I have to relax my mind, so my inner spirit can have its way. I have to stop thinking that life is a mind game. And let God have His way.

The Tree of Life — Dirani Jewelry

I see it in the art that my kids create. I watch them yield to their creative nature. It’s sort of like clearing the way, making room for an organic effect to take its course. He is in me. He’s always been there; I just keep clearing the way to give him the space that he needs.

He is in me. If I tell myself that, I can relax and not feel compelled to drive the course. He is in me. Four simple words, yet so hard to live when day to day adversity stands toe to toe.

His voice can seems to escape us, His direction not always when we think we know it best. He is in me, yet I sometimes feel so clueless. Having the faith and the agility to yield and wait when it seems the time is now, can feel like super human strength. It can feel exhausting and irresponsible. What’s that inner voice that says, “act now” and why does it seem so impossible to ignore? Seems so incredible to have a sense of inner peace and under current of panic.

Image by Oji Haynes

He is in me and I’m thankful for the power. I’m renewed by the loving lifeline. I feel and see myself thrive. I step forward l, certain that I will thrive. I know I have a purpose rooted in He that is within me. That knowledge is compelling. I move forward feeling like my mission is undeniable.

Handmade by Dirani Haynes

He is in me. I walk and walk. No need to seek Him. No need to call on Him, as if He’s up in the sky tending to other matters. He is my constant companion in a way that is unimaginable. Sometimes that is enough. Other times I feel like I need more. It’s not so much that He is less; it more like the background noise pulls on me more.

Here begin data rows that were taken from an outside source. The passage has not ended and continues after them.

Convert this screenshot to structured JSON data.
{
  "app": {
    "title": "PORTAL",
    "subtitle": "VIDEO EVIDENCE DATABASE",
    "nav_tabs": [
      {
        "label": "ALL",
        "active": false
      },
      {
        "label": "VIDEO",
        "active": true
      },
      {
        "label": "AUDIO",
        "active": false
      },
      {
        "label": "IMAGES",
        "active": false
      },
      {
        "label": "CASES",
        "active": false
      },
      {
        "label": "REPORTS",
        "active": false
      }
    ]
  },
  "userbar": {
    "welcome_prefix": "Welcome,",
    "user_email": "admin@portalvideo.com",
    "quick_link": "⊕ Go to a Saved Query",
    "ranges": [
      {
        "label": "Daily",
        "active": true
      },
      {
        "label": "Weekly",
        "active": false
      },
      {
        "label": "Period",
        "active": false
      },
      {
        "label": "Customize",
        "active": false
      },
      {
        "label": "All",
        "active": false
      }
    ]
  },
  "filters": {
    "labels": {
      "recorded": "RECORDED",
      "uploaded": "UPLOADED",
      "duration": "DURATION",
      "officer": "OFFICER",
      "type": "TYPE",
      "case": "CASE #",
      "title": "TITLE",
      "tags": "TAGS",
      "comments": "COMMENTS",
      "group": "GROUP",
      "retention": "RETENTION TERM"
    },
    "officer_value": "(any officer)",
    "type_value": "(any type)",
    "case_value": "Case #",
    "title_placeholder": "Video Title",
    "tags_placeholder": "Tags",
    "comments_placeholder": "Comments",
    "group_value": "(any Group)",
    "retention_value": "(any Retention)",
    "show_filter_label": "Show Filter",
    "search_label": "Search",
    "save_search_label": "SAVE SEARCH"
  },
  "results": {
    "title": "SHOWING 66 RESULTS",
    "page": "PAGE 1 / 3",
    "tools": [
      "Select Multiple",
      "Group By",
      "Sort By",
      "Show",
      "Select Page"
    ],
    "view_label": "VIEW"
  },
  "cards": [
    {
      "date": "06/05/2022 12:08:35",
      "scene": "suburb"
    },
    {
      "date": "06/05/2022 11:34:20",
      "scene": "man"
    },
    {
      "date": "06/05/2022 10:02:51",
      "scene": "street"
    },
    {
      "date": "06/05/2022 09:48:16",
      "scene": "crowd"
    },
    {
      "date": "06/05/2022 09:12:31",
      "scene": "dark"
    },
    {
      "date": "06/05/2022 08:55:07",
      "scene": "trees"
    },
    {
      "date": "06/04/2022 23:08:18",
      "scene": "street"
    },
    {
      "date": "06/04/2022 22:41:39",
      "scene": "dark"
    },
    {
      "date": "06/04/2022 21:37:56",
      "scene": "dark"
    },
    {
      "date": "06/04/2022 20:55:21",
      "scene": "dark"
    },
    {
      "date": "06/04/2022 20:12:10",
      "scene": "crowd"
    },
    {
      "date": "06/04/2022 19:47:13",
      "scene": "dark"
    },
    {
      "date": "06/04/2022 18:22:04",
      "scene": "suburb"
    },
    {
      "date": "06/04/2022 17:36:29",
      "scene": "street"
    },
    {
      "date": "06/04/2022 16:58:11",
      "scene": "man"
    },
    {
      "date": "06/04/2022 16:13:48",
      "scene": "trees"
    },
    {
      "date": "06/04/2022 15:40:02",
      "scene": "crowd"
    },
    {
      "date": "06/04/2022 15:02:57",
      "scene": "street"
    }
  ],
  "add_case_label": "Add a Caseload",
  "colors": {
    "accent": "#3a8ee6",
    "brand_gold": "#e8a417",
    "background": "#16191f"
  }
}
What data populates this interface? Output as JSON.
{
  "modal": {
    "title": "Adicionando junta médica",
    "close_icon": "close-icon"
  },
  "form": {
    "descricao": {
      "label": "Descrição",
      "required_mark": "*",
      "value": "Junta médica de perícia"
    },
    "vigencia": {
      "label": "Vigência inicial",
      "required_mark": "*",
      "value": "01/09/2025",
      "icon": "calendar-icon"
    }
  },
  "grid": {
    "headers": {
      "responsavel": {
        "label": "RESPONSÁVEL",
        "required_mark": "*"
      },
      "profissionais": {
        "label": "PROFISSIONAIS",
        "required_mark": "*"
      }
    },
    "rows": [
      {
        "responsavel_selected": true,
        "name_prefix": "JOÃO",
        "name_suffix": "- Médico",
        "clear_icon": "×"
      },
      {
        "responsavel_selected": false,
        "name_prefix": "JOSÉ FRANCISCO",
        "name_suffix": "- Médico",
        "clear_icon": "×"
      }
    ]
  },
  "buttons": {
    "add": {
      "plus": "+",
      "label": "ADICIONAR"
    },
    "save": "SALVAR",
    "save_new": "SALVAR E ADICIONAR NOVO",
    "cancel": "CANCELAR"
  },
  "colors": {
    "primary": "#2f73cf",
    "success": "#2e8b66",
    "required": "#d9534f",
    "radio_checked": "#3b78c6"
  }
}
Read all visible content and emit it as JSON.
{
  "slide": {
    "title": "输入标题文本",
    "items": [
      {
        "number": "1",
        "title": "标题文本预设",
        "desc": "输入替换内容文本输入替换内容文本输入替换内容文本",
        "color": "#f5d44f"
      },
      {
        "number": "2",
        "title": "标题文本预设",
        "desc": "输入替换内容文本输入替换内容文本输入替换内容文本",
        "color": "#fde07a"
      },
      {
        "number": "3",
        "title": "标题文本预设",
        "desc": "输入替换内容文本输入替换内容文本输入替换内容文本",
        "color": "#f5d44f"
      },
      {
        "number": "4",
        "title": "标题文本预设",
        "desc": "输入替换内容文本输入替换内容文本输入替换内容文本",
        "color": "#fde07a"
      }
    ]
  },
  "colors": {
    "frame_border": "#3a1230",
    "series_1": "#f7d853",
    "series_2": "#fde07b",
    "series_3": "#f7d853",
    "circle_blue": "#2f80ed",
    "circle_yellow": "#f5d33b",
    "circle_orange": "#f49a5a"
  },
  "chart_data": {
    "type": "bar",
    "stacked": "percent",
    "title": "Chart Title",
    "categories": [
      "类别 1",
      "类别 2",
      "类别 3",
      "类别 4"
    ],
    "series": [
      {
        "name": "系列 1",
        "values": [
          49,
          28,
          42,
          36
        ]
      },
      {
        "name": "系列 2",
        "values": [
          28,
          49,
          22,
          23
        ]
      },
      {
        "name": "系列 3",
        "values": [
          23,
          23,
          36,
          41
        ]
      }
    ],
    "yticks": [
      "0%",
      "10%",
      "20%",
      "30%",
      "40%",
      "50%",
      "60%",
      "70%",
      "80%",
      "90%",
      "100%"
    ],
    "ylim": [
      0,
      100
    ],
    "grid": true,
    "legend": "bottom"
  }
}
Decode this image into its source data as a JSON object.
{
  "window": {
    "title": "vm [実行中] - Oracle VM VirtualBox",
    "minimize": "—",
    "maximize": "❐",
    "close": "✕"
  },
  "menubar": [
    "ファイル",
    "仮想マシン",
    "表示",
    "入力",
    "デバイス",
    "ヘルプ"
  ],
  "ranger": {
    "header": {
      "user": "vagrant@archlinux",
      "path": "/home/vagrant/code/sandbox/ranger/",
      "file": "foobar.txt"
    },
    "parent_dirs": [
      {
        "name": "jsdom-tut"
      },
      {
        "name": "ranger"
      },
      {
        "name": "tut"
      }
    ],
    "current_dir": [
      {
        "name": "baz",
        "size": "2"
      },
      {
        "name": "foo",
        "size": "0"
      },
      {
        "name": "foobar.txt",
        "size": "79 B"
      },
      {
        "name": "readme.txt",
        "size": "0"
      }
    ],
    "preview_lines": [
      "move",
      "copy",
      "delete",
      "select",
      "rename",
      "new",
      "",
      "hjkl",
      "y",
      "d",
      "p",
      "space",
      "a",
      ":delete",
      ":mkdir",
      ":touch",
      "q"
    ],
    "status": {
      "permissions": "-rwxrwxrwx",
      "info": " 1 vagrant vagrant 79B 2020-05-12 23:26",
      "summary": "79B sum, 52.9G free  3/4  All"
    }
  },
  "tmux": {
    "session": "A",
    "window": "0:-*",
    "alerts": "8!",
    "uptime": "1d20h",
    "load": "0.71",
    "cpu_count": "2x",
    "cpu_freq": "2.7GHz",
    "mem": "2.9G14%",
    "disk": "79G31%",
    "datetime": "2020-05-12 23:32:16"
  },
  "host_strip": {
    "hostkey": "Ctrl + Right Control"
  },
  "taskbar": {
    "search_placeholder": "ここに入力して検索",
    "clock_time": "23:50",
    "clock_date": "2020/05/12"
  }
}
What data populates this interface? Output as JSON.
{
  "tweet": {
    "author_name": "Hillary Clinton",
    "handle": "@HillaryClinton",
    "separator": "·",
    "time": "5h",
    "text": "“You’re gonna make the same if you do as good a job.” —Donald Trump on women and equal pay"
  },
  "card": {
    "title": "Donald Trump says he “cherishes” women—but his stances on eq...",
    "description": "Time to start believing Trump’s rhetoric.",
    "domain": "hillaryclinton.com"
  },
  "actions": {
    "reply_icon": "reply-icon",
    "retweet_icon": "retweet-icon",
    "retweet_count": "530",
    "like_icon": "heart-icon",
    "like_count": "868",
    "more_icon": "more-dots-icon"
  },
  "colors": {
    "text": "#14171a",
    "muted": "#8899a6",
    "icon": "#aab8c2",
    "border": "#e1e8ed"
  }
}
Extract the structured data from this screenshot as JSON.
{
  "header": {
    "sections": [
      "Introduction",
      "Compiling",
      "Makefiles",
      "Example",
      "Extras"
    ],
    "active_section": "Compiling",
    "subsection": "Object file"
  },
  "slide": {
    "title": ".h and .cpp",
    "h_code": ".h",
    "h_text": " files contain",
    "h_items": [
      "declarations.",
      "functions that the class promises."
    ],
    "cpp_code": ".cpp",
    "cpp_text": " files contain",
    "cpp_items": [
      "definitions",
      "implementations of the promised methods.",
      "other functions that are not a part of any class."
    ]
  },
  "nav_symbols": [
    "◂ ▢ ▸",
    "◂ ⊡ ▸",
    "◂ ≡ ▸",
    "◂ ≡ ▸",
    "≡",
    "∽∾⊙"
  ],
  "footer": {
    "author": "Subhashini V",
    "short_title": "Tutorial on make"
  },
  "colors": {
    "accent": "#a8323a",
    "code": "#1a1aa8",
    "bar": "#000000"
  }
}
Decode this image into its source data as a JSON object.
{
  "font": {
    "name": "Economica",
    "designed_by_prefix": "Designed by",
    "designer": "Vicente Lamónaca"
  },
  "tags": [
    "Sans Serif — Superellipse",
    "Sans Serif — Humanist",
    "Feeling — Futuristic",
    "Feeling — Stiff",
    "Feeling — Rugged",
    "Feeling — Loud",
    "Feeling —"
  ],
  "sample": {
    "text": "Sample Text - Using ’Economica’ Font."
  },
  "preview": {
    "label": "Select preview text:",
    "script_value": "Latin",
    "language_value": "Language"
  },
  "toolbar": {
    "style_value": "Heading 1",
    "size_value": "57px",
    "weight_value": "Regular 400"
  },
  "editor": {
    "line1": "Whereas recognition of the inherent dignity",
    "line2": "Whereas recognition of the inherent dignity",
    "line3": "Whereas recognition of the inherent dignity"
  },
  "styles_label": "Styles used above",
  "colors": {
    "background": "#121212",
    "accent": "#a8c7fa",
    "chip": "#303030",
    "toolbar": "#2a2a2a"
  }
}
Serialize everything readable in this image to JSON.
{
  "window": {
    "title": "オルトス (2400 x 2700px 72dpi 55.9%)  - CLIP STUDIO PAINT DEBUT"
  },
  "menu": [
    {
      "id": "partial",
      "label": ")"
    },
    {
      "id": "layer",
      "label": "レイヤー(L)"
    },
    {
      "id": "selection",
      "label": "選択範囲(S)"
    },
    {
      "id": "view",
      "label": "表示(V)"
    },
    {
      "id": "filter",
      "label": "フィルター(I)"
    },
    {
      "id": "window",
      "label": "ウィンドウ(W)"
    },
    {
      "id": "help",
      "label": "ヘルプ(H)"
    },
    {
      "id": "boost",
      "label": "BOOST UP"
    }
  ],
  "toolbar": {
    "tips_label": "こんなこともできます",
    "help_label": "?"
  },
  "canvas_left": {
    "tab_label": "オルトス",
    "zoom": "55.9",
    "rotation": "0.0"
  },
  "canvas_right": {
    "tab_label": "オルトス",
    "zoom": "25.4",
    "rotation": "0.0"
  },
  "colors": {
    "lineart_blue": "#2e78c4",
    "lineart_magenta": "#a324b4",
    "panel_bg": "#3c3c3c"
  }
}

I invited Him in on a Sunday morning or had He been there all along? He is in me, maybe it was way back while listening to Earth, Wind & Fire. Maybe it was when I hit rock bottom and found that Guide Post on Long Island Rail Road. He is in me; I was born with a Divine Purpose.

Image by Oji Haynes

Still I say, never forsaken — because He doesn’t have an exit plan. There is no deal breaker. As I watch the spirit of creativity have its way, Lord please continue to have your way in me. Your way, not mind.